Prep for the Spring 2018 Portfolio Review

For this semester’s review, I initially was attempting to gather non-worksheet evidence of instruction. My goal was to test out how reviewers react to unschoolish types of portfolios. However, I failed! Not the review, but at pretending to be less schoolish than we are.
I was able to get a handful of photos of activities but not enough to cover all of the subjects. I had no illusions that I was going to have anything but written work for math anyway. I had to face the facts that my 7th grader produces a lot of written work for the academic subjects. It would be silly to pretend otherwise. Maybe I can try this experiment again when I have to review for kindergarten in a couple of years.
So, I changed the experiment to a digital portfolio. For previous reviews, I had made a physical 3-ring binder that contained all of my evidence and included photos of art activities. I still wanted to use the photos I had of science activities, but I did not want to pay to print them. So, I ended up making a PowerPoint slide show. The slide setup is one of the templates in PowerPoint.
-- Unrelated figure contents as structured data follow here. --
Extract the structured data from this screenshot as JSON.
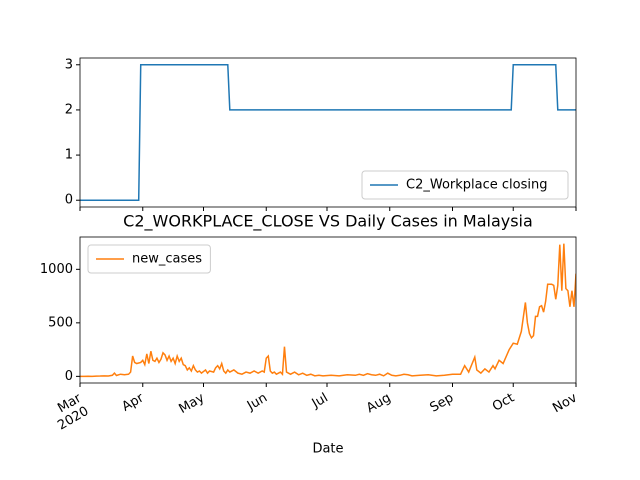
{
  "chart_data": [
    {
      "type": "line",
      "series": [
        {
          "name": "C2_Workplace closing",
          "color": "#1f77b4",
          "x": [
            0,
            29,
            30,
            73,
            74,
            213,
            214,
            235,
            236,
            245
          ],
          "values": [
            0,
            0,
            3,
            3,
            2,
            2,
            3,
            3,
            2,
            2
          ]
        }
      ],
      "xlim": [
        0,
        245
      ],
      "xticks": [
        0,
        31,
        61,
        92,
        122,
        153,
        184,
        214,
        245
      ],
      "ylim": [
        -0.15,
        3.15
      ],
      "yticks": [
        0,
        1,
        2,
        3
      ],
      "legend": "lower right"
    },
    {
      "type": "line",
      "title": "C2_WORKPLACE_CLOSE VS Daily Cases in Malaysia",
      "xlabel": "Date",
      "series": [
        {
          "name": "new_cases",
          "color": "#ff7f0e",
          "x": [
            0,
            2,
            4,
            6,
            8,
            10,
            12,
            14,
            16,
            17,
            18,
            20,
            22,
            24,
            25,
            26,
            27,
            28,
            30,
            31,
            32,
            33,
            34,
            35,
            36,
            37,
            38,
            39,
            40,
            41,
            42,
            43,
            44,
            45,
            46,
            47,
            48,
            49,
            50,
            51,
            52,
            53,
            54,
            55,
            56,
            57,
            58,
            59,
            60,
            62,
            63,
            64,
            66,
            67,
            68,
            69,
            70,
            71,
            72,
            73,
            74,
            76,
            78,
            80,
            82,
            84,
            86,
            88,
            90,
            91,
            92,
            93,
            94,
            95,
            96,
            97,
            98,
            99,
            100,
            101,
            102,
            103,
            104,
            106,
            108,
            110,
            112,
            114,
            116,
            118,
            120,
            124,
            128,
            132,
            136,
            138,
            140,
            142,
            144,
            146,
            148,
            150,
            152,
            154,
            156,
            158,
            160,
            162,
            164,
            168,
            172,
            176,
            180,
            184,
            188,
            190,
            192,
            195,
            196,
            198,
            200,
            202,
            204,
            205,
            207,
            209,
            212,
            214,
            216,
            218,
            220,
            221,
            222,
            223,
            224,
            225,
            226,
            227,
            228,
            229,
            230,
            231,
            232,
            233,
            234,
            235,
            236,
            237,
            238,
            239,
            240,
            241,
            242,
            243,
            244,
            245
          ],
          "values": [
            0,
            0,
            1,
            0,
            2,
            3,
            5,
            4,
            10,
            30,
            8,
            20,
            15,
            20,
            40,
            190,
            130,
            120,
            130,
            150,
            110,
            210,
            120,
            235,
            150,
            140,
            170,
            130,
            160,
            220,
            200,
            150,
            190,
            140,
            170,
            120,
            190,
            140,
            170,
            110,
            100,
            60,
            80,
            50,
            100,
            60,
            40,
            50,
            30,
            60,
            30,
            50,
            40,
            80,
            100,
            70,
            120,
            50,
            30,
            60,
            40,
            60,
            30,
            20,
            40,
            30,
            50,
            30,
            50,
            40,
            170,
            190,
            50,
            30,
            40,
            20,
            30,
            40,
            20,
            277,
            40,
            30,
            20,
            40,
            15,
            30,
            10,
            20,
            5,
            10,
            5,
            10,
            5,
            15,
            10,
            20,
            10,
            25,
            15,
            10,
            20,
            5,
            30,
            10,
            5,
            10,
            20,
            15,
            5,
            10,
            15,
            5,
            10,
            20,
            20,
            100,
            40,
            180,
            60,
            30,
            70,
            40,
            100,
            70,
            150,
            120,
            250,
            310,
            300,
            420,
            690,
            500,
            400,
            360,
            380,
            560,
            560,
            650,
            660,
            600,
            700,
            860,
            860,
            860,
            850,
            720,
            850,
            1230,
            800,
            1240,
            820,
            800,
            650,
            800,
            650,
            960
          ]
        }
      ],
      "xlim": [
        0,
        245
      ],
      "xticks": [
        {
          "value": 0,
          "label": "Mar\n2020"
        },
        {
          "value": 31,
          "label": "Apr"
        },
        {
          "value": 61,
          "label": "May"
        },
        {
          "value": 92,
          "label": "Jun"
        },
        {
          "value": 122,
          "label": "Jul"
        },
        {
          "value": 153,
          "label": "Aug"
        },
        {
          "value": 184,
          "label": "Sep"
        },
        {
          "value": 214,
          "label": "Oct"
        },
        {
          "value": 245,
          "label": "Nov"
        }
      ],
      "ylim": [
        -62,
        1302
      ],
      "yticks": [
        0,
        500,
        1000
      ],
      "legend": "upper left"
    }
  ]
}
On the first slide, I included all of the profile info the reviewers always ask at the beginning: student’s name, grade, birth date, address, etc. Under my email, which showed up as a link anyway, I hid a link to the state homeschooling regulations, just in case the reviewer and I happened to disagree on the specifics (or lack thereof) of the law.
PPTCover
Then, for each subject, I made a slide with the subject title and the name of the course, if applicable. I arranged the subjects in the same order that the reviewers go through on their write-up.
MathCover
For most subjects, I included a list of the resources we have used. These were whole year lists, not just for this semester. I use Homeschool Tracker and it makes nice resource lists, but they can’t be broken down by when the resource was used within that year.
ResourceList
For the academic subjects, I also included a list of the topics we have covered so far this year. Again, this is the list for the whole year. I make these myself from the chapters of the textbook or curriculum topics. I made them for the first review in November and just added what we have done since. They are also a personal record for me to see how far we have come, that is why I don’t start a new list after the first review.
TopicsList
Following those slides, I provided evidence of actual work done by my child. For math, English, and history, that ended up being links to essays and tests. For science, music, and PE, it was photos/videos of activities.
WorkSample
For some subjects, such as health and art, I did not include the covered topics or work samples. Instead, I provided a log assignments or classes completed. Homeschool Tracker also makes it very easy to produce those. In fact, the lists on this slide are just screen shots of the PDFs created by Homeschool Tracker.